Toerner, who was 8-4 with a 1.27 ERA and had thrown complete games in the quarterfinals against Bakersfield Christian and in Tuesday's semifinals, worked a 1-2-3 fifth inning. But Kerman got an insurance run in the bottom of the sixth thanks in large part to a routine fly ball that Bulldogs left fielder Steve Ramos lost in the sun.
"We hit a lot of balls right at (Kerman), and then having a ball lost in the sun didn't help," Toerner said. "The ball just didn't bounce our way."
Still, down 3-0, Golden Valley strengthened its pulse when Josh Hernandez led off the seventh with a single and Pierre Morales was hit by a pitch. Toerner then singled to center to load the bases with no outs.
"I was pumped up," Toerner said. "I just wanted to keep it going."
But after a meeting on the mound -- Preuss likened it to a timeout in basketball to stop Golden Valley's momentum -- Sagariballa fielded Ramos' chopper and threw home to force out Hernandez for the first out. Then Cantu bounced sharply to shortstop Eddie Rodriguez, who started a 6-4-3 double play to end the game.
"When you've got a guy who nibbles on the corners, he will get groundballs like that," Gibson said. "We just kind of ran out of outs."
For Kerman, it was a different sort of championship than the Lions' title in 2012, which was spearheaded by ace Carlos Salazar, eventually a second-round MLB Draft choice.

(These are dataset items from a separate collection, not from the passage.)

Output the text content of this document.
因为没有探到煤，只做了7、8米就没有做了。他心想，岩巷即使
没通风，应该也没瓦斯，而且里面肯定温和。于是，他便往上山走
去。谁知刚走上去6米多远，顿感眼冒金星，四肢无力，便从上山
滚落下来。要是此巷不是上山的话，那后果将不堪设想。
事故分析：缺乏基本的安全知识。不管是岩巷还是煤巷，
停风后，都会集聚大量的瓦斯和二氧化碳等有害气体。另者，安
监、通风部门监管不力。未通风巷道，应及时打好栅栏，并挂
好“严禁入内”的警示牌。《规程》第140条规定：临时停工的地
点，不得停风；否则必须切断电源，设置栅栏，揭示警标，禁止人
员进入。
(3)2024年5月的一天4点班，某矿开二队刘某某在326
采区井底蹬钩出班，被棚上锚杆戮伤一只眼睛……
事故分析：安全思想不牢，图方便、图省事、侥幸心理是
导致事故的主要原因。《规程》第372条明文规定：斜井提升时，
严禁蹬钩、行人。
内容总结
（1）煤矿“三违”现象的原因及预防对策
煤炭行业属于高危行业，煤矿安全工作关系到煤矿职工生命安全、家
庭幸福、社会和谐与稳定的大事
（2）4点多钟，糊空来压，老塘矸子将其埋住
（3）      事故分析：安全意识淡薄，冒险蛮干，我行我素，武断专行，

This team has just one senior starter and relied on pitching depth -- Kerman didn't allow an earned run in three playoff games -- and a well-rounded game to win.
"It means a lot," Preuss said. "It's validation of what we do in Kerman. It's not about one person. Carlos Salazar was an amazing player and person, but it still takes nine guys. This group has been tremendous."
Golden Valley, which had never before been past the section quarterfinals in baseball, figures it could be back on the big stage, too.
"It's been an exciting run," Toerner said. "It's one of the greatest things in my life. We'll be back."
The Bulldogs will return six starters next season, including Toerner, catcher Morales and defensive whiz Blesam Sedang at shortstop.
"This is such a great group of kids," Gibson said. "I can't say enough about them. This has been an awful lot of fun, and the good news is a lot of them come back to try to do it again."